We've already had the chance to test a plethora of Sony smartphones, but this time we've got our hands on one of the latest Sony Xperia devices that also happens to be a fit for most people's budgets. The Sony Xperia sola may be pretty tiny, but it performed surprisingly well during the test.
- Networks: Quad EDGE/GSM/GPRS 850, 900, 1800, 1900; W-CDMA Band I, II, V and VIII.
- OS: Android Gingerbread 2.3, 4.0 update planned shortly
- Screen: 3.7 inches, 480 x 854 pixels, Sony Mobile BRAVIA Engine
- Memory: 512 MB RAM, 8GB internal memory, microSD slot up to 32 GB
- Processor: Dual-core 1 GHz Processor
- Battery: 1320 mAH
- Dimensions: 116 x 59 x 9.9 mm
- Weight: 107 g
- Price: $349.99
The phone is extremely light and fairly thin, made out of soft touch plastic that sits nicely in the hand. The outer shell comes in three traditional Sony colors: black, red and white. Having tested the phone in black, I think it looks way better than the white version, but that's a matter of personal taste.
From a design standpoint, I wasn't very happy about the step-like protrusion at the bottom of the phone. Not only does that design make the screen look smaller than it actually is, but it also seems like an unconventional use of space. At the same time, I've had several people tell me that the little step makes the phone look stylish. I'll let you be the judge on that one.
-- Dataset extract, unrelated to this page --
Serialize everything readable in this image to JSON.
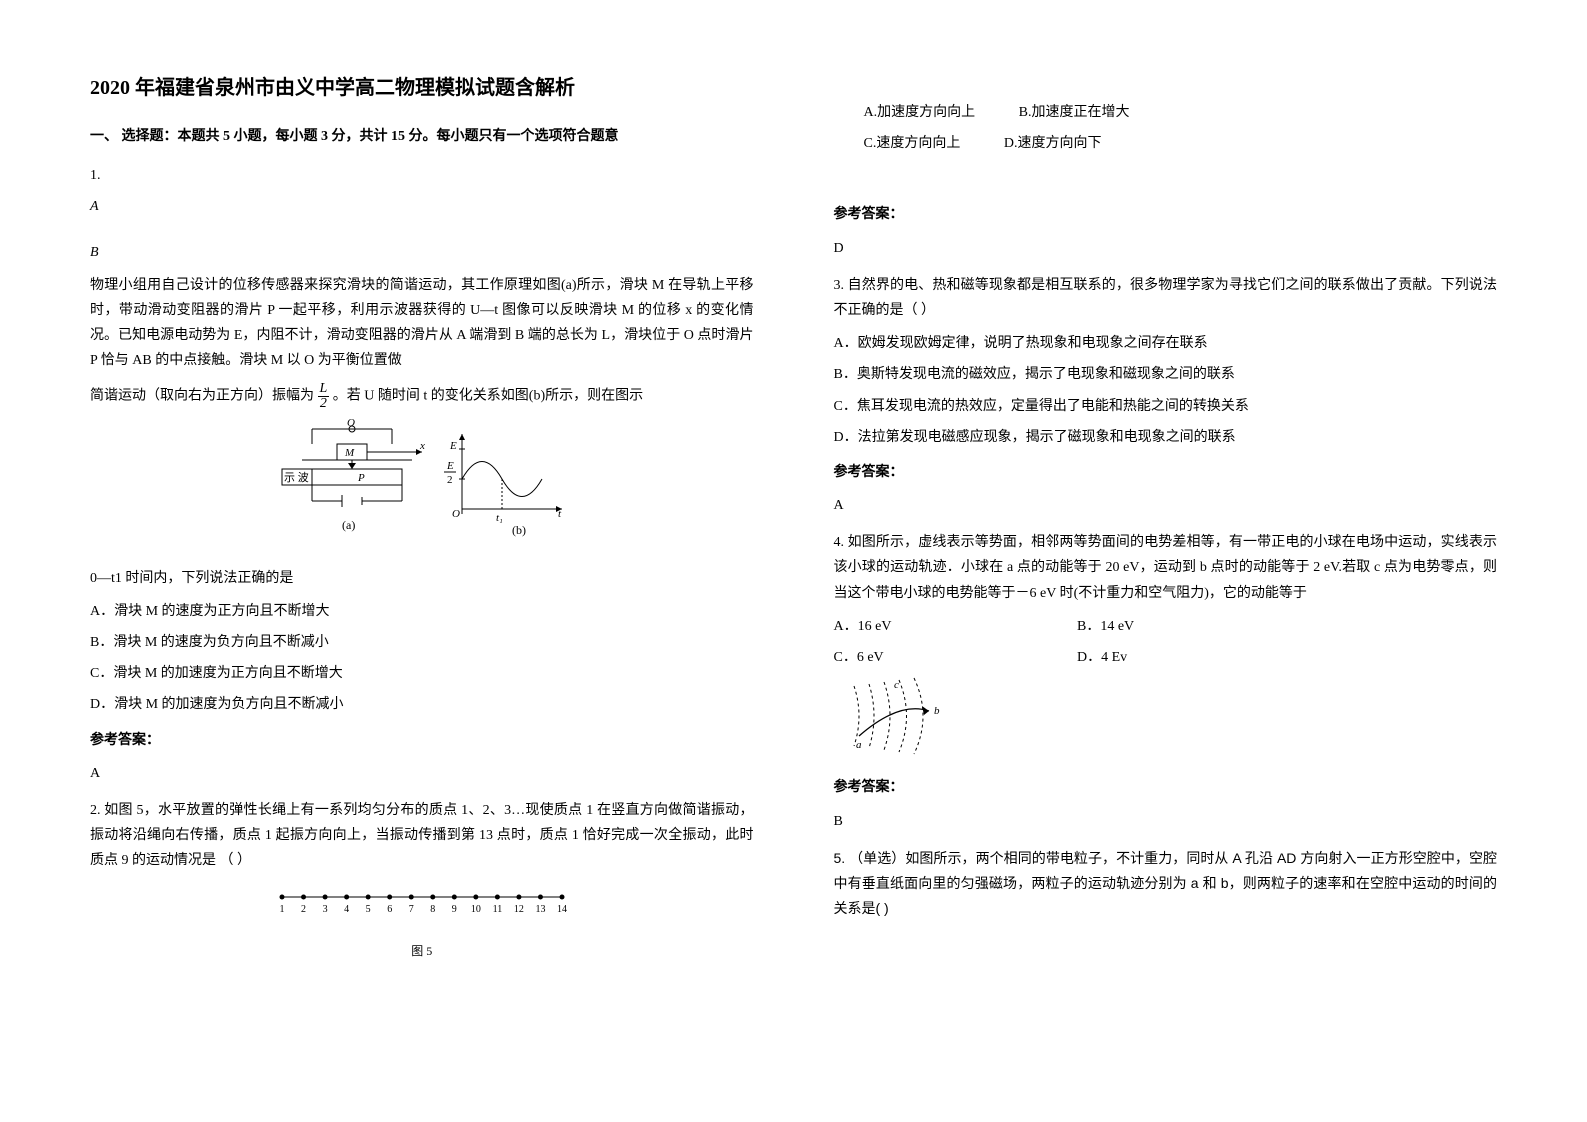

The phone comes with three physical buttons: power button, camera shutter and volume adjustor. All of them work perfectly except for the camera button, which gave me some difficulty. As with previous Xperia models, Sony has decided to implement a two-step camera shutter. First, you have to press the button down halfway to focus the shot before you can push down all the way and take the shot. Unfortunately, the button tends to stick, so you end up with blurry pictures. I basically gave up trying to photograph with the physical button and used the on-screen shutter button instead.
Generally speaking, the 3.7 inch display with 854x480 resolution doesn't really bother me given the small size of the phone. The screen is easy-to-read even in direct sunlight. When comparing the phone with the Xperia S, the Sola surprisingly has better viewing angles than Sony' flagship despite having a lower quality screen overall. If you're used to using smartphones with large screen surfaces, it may be a bit difficult to adapt to the relatively puny Sola, although it didn't bother me personally.
One thing about the interface: not everyone may be a fan of the Sony UI, but the smooth animations, cute icon symbols and stylish live wallpapers make you forget that the phone is still running Gingerbread. For the moment, that is, since an Android 4.0 update is coming soon.
Surprisingly, there isn't really all that much to say about Sony's supposedly groundbreaking Floating Touch technology, which allows you to control the screen without touching it (from a 22mm distance). Since the technology is not supported by app developers, Floating Touch really only works with the built-in browser. To test the responsiveness of the technology, I tried using the phone while wearing gloves. It turns out the phone can only deal with your bare fingers. All in all, I got the impression that Floating Touch was more of a gimmick rather than a useful feature. Highlighting links in the browser from 15mm away? Like anyone will actually do that. But we can always wait and see how the technology develops over time.
The Sony sola comes with two NFC tags ready for use. Integrating these tags into your daily life can be pretty fun and useful, actually. You program up to 10 settings on each NFC tag, which are then activated every time you touch the phone to the tag. You can, for example, keep an NFC tag in your office programmed to turn your phone's WiFi and set the phone to silent or keep a tag in your car that, upon contact, turns on your phone's GPS. Now there's an innovative technology that I could actually see myself getting used to.
Should you happen to need more tags: a set of 4 NFC tags costs $20.
Battery life is pretty standard, the phone tends to last about 24 hours on a single charge. It may be possible to squeeze a bit more life out of the phone with minimal use. It should be noted that the battery charges back up very quickly.
As you've probably already noticed, the Sony Sola doesn't have a front camera, which is guaranteed to scare some people away (especially those that are into video chatting). The main 5MP camera takes some pretty amazing shot, but the shutter button problem is a bit of nuisance.
I have to admit that the Sony Sola is a pretty decent phone for people on a budget. It's got all of the basic smartphone functions (all of which work perfectly) and a couple of additional, innovative features that other budget phones are missing. Given the relatively affordable price of the phone, I think the Sola is a great option for Android newbies and people looking for a simple, yet dependable device.